The cause of the massive food poisoning was determined to be the high concentrations of the respiratory toxin bongkrekic acid in the noodles, produced by the bacteria. Pseudomonas cocovenenans.

“Recently, there have been cases of food poisoning in several local areas involving the consumption of suantangzi (noodles made from fermented corn flour), shimifen (rice noodles) and Jewish ear fungus, which even resulted in deaths “,said the SAMR.

Sticky situation: Criticism voiced on India’s national survey on widespread honey adulteration

The Food Safety and Standards Authority India (FSSAI) has launched a nationwide investigation into a widespread local honey adulteration scandal and is considering ‘better’ testing methods – but researchers call on the agency to take action “Stronger public actions” before the situation worsens.

The honey adulteration scandal was recently sparked when the Indian research organization Center for Science and Environment (CSE) released a report revealing how 77% of local honey samples tested were found to be adulterated with sugar syrup – with many of these samples coming from big, established brands of honey such as Dabur and Patanjali.

“A total of 13 brands of honey were tested, [eight being] major brands and five niche brands. Overall, 17 of 22 samples (77%) [of local honey] were found to be falsified ”,CSE said in the original report.

Nuclear watch in Japan: tests show concentration of radioactivity decreased in most food products in five years

Japanese food monitoring tests after the Fukushima nuclear accident in 2011 showed that drinking water, milk and infant foods were within the radioactivity concentration limits after five years, but some samples from the categories meat from wild animals and agricultural products always showed high radioactivity.

In 2012, the government set standard limits for radionuclides in food, especially radioactive cesium. Limits have been set at 10 Bq / kg for potable water, 50 Bq / kg for milk and infant foods, and 100 Bq / kg for general foods which include meat from wild animals, fish and agriculture.

Based on these standard limits, local governments in 17 prefectures conducted their own surveillance tests, to ensure that foods above the standard limit were not distributed, recalled and disposed of.

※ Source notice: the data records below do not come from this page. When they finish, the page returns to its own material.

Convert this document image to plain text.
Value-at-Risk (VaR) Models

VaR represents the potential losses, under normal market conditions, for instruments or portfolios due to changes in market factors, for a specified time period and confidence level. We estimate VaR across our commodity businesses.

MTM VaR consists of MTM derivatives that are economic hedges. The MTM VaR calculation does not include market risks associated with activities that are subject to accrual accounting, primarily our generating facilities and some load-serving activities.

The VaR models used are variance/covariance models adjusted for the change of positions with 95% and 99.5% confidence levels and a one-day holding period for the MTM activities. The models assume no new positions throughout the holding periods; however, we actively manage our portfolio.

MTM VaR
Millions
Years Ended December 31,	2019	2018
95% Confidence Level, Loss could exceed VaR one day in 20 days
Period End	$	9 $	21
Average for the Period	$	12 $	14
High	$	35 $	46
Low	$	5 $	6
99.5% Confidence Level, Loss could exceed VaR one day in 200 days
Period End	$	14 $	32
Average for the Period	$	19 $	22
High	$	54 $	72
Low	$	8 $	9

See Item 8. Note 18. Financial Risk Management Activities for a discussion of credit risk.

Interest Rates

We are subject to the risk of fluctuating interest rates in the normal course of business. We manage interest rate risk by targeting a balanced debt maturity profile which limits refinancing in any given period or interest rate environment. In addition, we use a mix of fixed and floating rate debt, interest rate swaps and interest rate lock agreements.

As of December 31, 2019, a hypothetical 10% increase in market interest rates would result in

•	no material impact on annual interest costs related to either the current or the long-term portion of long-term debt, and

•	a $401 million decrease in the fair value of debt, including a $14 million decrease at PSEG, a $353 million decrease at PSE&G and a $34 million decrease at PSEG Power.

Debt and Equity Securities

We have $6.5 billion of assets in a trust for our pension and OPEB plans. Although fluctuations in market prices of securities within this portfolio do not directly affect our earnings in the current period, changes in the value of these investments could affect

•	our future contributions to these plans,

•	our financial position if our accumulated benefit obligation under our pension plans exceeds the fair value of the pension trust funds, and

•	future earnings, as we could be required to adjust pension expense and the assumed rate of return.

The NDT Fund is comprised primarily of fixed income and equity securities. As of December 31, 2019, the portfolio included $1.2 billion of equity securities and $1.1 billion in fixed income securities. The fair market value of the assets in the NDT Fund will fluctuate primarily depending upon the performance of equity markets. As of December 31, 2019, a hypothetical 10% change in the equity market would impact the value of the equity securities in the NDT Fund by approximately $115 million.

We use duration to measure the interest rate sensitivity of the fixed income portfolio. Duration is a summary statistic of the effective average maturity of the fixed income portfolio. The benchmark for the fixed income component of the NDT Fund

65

Focus on Dairy Products in China: New National Three-Year Strategy Emphasizes R&D and Regulatory Control to Strengthen Safety and Reputation

The Chinese government has announced a new three-year strategy to further develop the local dairy industry, with a focus on strengthening R&D as well as tighter governance to allay remaining food safety concerns and boost reputation. of the sector.

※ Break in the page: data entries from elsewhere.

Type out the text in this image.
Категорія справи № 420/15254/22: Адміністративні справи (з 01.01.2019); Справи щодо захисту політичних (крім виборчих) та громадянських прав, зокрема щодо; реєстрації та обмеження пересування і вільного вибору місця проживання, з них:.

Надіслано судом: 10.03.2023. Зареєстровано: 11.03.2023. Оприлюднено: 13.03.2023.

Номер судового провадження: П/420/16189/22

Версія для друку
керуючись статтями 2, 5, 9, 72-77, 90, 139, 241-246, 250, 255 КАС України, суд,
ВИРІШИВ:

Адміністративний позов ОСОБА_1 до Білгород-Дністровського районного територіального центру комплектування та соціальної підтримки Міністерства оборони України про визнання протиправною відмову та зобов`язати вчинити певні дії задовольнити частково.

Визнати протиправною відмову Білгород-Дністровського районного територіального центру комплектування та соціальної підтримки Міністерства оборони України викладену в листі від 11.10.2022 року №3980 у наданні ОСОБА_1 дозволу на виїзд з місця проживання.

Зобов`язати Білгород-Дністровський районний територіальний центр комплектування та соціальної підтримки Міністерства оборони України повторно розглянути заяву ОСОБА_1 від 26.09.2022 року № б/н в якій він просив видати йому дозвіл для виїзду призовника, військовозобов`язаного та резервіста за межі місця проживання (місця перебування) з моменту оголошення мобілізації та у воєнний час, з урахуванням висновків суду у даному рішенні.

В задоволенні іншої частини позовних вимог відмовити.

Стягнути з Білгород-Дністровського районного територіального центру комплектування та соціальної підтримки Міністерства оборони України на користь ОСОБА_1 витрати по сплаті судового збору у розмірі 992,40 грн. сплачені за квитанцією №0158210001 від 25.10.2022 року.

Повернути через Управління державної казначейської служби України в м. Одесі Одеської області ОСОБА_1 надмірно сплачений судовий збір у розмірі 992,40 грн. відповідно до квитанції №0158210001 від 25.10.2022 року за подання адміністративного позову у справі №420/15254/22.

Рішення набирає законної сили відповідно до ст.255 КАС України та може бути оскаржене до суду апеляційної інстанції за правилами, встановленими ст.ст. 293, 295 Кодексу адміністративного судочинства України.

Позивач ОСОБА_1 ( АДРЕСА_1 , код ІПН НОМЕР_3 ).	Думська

The strategy, dubbed “Action Plan for Improving Dairy Product Quality and Safety,” was announced by China’s State Administration for Market Regulation (SAMR) and is the latest of many. attempts by the country to motivate local consumers to increase consumption of dairy products, including the formulation of consumption guidelines for this past year.

“[Although] the overall level of quality and safety of dairy products has increased in recent years, this strategy was formulated because there are still various issues that plague the dairy industry [that need to be solved] so that it reaches its maximum potential ”,SAMR said.